As posições do Pontífice constam do livro “L’elogio Della Coscienza” (“O Elogio da Consciência”, em tradução livre), que será lançado amanhã na Itália.

Trata-se de uma coletânea de transcrições de palestras, aulas dadas em universidades e discursos feitos por Joseph Ratzinger entre 1991 e 2000, período em que ele ainda não exercia o pontificado, que teve início em 2005.

Na obra, que teve a publicação autorizada pela Santa Sé, o Papa chama a atenção para o risco de que o Estado passe “a manipular a verdade”, sob a ameaça de transformar a gestão pública em uma “eficiente associação para cometer crimes”.

Nos textos aos quais a ANSA teve acesso, Bento XVI delineia sete princípios que devem nortear as relações entre Estado e religião.

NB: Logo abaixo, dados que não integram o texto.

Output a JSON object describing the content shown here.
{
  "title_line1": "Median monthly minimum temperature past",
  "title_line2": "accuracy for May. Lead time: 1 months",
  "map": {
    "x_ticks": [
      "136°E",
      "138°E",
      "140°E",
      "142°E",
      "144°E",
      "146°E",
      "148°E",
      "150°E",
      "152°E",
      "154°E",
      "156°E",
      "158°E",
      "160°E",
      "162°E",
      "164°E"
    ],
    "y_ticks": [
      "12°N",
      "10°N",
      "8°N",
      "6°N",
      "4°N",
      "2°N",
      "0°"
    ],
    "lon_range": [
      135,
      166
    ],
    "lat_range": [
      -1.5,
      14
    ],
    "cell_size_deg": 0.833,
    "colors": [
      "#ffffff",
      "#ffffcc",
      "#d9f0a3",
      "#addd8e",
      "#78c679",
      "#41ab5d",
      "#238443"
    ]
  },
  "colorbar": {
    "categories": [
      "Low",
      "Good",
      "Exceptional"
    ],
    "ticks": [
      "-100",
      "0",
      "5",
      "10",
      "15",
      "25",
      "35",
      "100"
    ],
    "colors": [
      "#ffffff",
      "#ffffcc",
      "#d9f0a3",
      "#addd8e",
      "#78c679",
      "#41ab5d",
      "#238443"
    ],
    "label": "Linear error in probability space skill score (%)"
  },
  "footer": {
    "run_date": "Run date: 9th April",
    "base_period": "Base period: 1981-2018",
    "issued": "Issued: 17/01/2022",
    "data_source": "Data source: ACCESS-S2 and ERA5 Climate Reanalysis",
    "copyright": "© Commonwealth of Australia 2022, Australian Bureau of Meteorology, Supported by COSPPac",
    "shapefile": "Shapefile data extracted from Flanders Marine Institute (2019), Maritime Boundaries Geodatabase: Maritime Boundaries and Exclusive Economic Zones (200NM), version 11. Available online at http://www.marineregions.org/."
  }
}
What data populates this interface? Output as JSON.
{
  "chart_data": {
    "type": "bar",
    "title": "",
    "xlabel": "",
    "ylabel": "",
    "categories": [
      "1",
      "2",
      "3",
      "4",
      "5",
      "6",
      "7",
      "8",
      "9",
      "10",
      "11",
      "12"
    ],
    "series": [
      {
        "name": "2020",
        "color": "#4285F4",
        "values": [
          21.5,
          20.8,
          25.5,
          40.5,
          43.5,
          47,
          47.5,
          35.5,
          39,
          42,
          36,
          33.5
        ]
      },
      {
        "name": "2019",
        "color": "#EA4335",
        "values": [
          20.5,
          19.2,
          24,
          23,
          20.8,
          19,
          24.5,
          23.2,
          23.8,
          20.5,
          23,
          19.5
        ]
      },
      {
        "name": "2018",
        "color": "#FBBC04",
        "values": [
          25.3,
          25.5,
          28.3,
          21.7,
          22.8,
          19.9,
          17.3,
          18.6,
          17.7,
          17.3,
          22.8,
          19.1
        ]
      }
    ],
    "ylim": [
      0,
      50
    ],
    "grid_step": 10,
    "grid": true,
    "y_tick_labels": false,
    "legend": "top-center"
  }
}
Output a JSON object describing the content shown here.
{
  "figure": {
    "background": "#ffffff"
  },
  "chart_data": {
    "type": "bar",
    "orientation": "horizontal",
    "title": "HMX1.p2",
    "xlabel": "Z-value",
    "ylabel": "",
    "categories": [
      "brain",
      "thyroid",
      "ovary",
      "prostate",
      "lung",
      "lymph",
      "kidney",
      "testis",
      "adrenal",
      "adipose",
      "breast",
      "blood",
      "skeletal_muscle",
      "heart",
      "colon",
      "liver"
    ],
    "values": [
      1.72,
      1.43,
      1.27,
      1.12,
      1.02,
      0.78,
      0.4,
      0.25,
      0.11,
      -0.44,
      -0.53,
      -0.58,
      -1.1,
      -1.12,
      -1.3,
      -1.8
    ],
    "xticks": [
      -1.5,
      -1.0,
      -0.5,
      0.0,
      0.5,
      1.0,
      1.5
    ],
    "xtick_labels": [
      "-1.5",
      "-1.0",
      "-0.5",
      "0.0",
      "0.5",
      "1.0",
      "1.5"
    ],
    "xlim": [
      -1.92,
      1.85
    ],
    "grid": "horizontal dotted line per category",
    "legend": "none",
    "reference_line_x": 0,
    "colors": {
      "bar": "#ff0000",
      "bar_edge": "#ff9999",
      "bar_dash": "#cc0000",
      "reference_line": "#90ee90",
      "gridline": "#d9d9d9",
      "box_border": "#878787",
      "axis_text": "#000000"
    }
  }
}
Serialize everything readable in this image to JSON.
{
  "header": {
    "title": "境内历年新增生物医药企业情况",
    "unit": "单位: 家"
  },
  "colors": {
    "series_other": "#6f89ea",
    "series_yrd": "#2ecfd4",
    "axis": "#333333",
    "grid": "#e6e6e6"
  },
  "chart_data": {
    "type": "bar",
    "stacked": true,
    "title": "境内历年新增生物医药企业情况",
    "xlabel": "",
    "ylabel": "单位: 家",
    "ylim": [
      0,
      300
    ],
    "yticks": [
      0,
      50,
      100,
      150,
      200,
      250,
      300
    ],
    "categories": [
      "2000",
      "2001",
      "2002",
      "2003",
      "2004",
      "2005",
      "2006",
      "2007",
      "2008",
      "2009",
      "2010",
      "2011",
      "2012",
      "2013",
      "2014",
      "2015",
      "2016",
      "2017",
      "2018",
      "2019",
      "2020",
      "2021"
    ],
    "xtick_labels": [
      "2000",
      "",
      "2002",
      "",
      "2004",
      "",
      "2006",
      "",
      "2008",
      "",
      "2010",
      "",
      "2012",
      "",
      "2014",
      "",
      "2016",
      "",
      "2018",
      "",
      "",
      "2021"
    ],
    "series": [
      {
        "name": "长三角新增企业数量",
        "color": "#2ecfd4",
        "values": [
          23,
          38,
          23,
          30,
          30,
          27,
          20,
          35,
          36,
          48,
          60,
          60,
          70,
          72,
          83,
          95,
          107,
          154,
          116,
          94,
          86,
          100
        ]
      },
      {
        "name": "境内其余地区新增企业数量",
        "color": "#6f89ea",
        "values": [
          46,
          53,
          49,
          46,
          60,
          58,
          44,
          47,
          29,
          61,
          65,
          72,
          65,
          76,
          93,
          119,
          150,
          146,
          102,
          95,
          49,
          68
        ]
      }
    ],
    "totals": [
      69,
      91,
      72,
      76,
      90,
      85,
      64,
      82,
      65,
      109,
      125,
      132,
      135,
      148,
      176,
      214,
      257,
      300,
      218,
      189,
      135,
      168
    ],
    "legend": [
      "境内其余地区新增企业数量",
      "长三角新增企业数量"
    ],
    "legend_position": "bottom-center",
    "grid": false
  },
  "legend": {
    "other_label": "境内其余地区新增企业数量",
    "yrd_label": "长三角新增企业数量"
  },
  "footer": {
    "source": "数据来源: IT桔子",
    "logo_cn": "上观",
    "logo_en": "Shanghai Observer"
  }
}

Segundo ele, o Estado não deve ser visto como uma fonte única “de verdade ou moral” e não pode promover “uma liberdade totalmente privada de conteúdos”.

Neste sentido, o Papa propõe que a Igreja Católica funcione como uma instituição que está “à parte”, com atuação independente.

Além dos vínculos entre Estado e religião, aos quais é dedicado um capítulo inteiro, o livro traz também reflexões sobre aborto, sexo e eutanásia, entre outros temas.